Coin Dealer ad in The Numismatist, December 1923.
Two years later, in December 1925, another ad appeared in The Numismatist
under the name "Chris Rembold." The ad indicated that Mr. Rembold had available all four versions of the Grant coins, and was offering them at the original 1922 prices. The ad gives the reader the impression that the available coins were among those originally made available by the Grant Memorial Association, as reference is made to how Rembold has been addressing coin inquires on behalf of the Association's former chairman, Judge Hugh L. Nichols. Considering the Association's earlier ads, it is interesting to find that inventory was still available. Returns to Rembold from the dealers mentioned above?
Chris Rembold ad in The Numismatist, December 1925.

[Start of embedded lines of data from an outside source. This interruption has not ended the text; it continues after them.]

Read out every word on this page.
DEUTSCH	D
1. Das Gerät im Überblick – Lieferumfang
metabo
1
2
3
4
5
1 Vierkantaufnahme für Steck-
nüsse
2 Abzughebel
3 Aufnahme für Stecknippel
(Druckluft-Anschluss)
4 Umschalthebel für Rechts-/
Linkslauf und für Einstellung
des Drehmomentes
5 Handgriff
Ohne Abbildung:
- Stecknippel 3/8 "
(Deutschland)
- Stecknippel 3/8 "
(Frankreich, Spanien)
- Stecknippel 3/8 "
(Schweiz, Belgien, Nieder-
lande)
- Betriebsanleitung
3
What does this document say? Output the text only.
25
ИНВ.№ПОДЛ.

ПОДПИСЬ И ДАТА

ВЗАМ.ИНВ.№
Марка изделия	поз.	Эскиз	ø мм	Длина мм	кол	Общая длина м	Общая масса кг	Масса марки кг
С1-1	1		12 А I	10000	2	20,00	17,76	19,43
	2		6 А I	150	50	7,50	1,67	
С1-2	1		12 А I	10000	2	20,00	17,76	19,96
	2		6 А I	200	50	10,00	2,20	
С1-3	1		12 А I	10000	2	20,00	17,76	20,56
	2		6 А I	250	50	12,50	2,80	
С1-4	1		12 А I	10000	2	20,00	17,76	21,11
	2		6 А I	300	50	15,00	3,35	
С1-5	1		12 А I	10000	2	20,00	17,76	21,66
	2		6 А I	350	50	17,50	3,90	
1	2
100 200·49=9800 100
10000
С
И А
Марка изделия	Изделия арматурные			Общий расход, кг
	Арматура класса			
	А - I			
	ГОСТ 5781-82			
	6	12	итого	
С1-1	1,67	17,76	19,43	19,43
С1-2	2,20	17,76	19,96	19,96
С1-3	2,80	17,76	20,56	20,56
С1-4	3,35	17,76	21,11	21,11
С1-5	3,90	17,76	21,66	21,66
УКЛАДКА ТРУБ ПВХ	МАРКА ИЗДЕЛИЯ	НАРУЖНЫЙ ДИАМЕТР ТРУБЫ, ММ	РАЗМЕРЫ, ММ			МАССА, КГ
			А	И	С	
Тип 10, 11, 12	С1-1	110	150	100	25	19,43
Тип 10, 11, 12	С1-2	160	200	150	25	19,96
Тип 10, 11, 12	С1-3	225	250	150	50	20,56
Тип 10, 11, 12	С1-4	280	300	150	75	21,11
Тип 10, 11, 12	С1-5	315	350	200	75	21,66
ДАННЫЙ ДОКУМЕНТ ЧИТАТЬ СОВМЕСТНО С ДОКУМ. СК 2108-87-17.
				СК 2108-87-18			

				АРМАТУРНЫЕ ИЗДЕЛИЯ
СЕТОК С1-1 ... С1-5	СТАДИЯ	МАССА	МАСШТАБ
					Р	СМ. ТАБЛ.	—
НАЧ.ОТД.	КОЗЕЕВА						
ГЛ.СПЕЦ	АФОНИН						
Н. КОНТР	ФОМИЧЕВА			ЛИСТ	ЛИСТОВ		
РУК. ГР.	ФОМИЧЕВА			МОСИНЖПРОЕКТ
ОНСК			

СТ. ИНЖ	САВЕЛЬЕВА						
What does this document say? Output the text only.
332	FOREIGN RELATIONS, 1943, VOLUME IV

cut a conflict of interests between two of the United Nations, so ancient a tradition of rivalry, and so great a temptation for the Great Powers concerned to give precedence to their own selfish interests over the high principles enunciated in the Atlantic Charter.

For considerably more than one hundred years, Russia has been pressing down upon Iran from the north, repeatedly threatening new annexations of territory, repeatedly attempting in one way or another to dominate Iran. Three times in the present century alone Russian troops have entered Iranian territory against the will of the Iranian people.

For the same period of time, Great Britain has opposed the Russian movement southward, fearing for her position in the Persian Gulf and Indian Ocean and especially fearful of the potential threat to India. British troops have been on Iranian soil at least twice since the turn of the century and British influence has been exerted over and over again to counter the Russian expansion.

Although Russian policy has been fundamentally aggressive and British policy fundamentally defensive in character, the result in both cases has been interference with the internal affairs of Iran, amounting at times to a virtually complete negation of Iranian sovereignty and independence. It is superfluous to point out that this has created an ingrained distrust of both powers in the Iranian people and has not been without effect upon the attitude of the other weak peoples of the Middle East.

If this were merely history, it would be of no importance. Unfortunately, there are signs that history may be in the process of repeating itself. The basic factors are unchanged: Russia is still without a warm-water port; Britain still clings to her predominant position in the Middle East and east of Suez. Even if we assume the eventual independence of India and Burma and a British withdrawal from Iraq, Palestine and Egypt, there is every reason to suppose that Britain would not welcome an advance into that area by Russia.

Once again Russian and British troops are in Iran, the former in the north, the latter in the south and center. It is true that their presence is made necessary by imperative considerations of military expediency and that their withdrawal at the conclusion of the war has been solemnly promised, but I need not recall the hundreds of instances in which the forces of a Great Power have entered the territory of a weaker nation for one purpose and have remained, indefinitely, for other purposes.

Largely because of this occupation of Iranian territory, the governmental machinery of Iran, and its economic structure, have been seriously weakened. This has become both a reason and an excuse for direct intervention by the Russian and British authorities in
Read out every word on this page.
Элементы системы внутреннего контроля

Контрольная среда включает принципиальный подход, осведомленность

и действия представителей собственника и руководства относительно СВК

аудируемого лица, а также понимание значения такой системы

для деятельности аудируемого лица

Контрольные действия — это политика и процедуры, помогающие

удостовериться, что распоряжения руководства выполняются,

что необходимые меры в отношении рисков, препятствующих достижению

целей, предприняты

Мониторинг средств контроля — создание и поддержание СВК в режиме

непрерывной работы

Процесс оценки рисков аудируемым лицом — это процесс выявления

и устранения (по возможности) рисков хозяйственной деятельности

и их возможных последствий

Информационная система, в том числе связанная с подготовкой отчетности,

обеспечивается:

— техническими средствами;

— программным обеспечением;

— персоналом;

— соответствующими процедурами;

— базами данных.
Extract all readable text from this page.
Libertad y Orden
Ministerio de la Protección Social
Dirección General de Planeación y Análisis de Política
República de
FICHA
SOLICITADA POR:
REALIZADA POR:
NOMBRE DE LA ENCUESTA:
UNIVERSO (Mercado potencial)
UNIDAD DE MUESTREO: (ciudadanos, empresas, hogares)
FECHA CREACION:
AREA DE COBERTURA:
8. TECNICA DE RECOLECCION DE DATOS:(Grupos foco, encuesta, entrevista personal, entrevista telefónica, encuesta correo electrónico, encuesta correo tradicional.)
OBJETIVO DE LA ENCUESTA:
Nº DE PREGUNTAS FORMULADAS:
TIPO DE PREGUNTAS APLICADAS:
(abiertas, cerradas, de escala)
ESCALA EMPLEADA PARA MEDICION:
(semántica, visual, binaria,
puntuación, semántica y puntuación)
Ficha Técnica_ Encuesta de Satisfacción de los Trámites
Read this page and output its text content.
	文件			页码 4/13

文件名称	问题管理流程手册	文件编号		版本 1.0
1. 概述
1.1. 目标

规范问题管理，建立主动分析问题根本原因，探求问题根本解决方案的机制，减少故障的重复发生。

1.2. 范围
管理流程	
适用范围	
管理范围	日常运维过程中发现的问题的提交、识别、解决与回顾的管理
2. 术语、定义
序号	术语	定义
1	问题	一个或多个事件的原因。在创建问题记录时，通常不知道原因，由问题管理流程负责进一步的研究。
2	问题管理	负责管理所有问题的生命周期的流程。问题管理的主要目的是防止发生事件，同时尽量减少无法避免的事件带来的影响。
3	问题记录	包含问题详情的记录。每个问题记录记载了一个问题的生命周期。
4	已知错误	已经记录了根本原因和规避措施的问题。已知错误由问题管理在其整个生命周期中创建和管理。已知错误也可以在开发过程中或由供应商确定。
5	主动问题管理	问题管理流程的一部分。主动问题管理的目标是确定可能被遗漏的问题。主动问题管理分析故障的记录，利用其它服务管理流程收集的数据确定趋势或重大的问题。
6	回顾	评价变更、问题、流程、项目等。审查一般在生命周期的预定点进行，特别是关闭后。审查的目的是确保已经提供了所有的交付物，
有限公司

Rembold was not a coin dealer, he was a senior-level manager at the Cincinnati Times-Star Company, publisher of the Cincinnati Times-Star
newspaper. Over a career spanning more than five decades at the company, Rembold had served as its Secretary, Manager, General Manager and, at the time of his death, its Secretary-Treasurer. Rembold was also an active numismatist, being a member of the Cincinnati Numismatic Association (CNA) and serving on the CNA's local committee for the 1942 ANA
Convention held in Cincinnati. Rembold died on December 19, 1943 at the age of 88.
So, it appears that Grant Memorial gold and silver coins were available, unofficially, from the Association (or at least its representative) for at least three years after it publicly ceased operations in January 1923.
I wonder if either or both of my Grant half dollars was among the leftover grouping?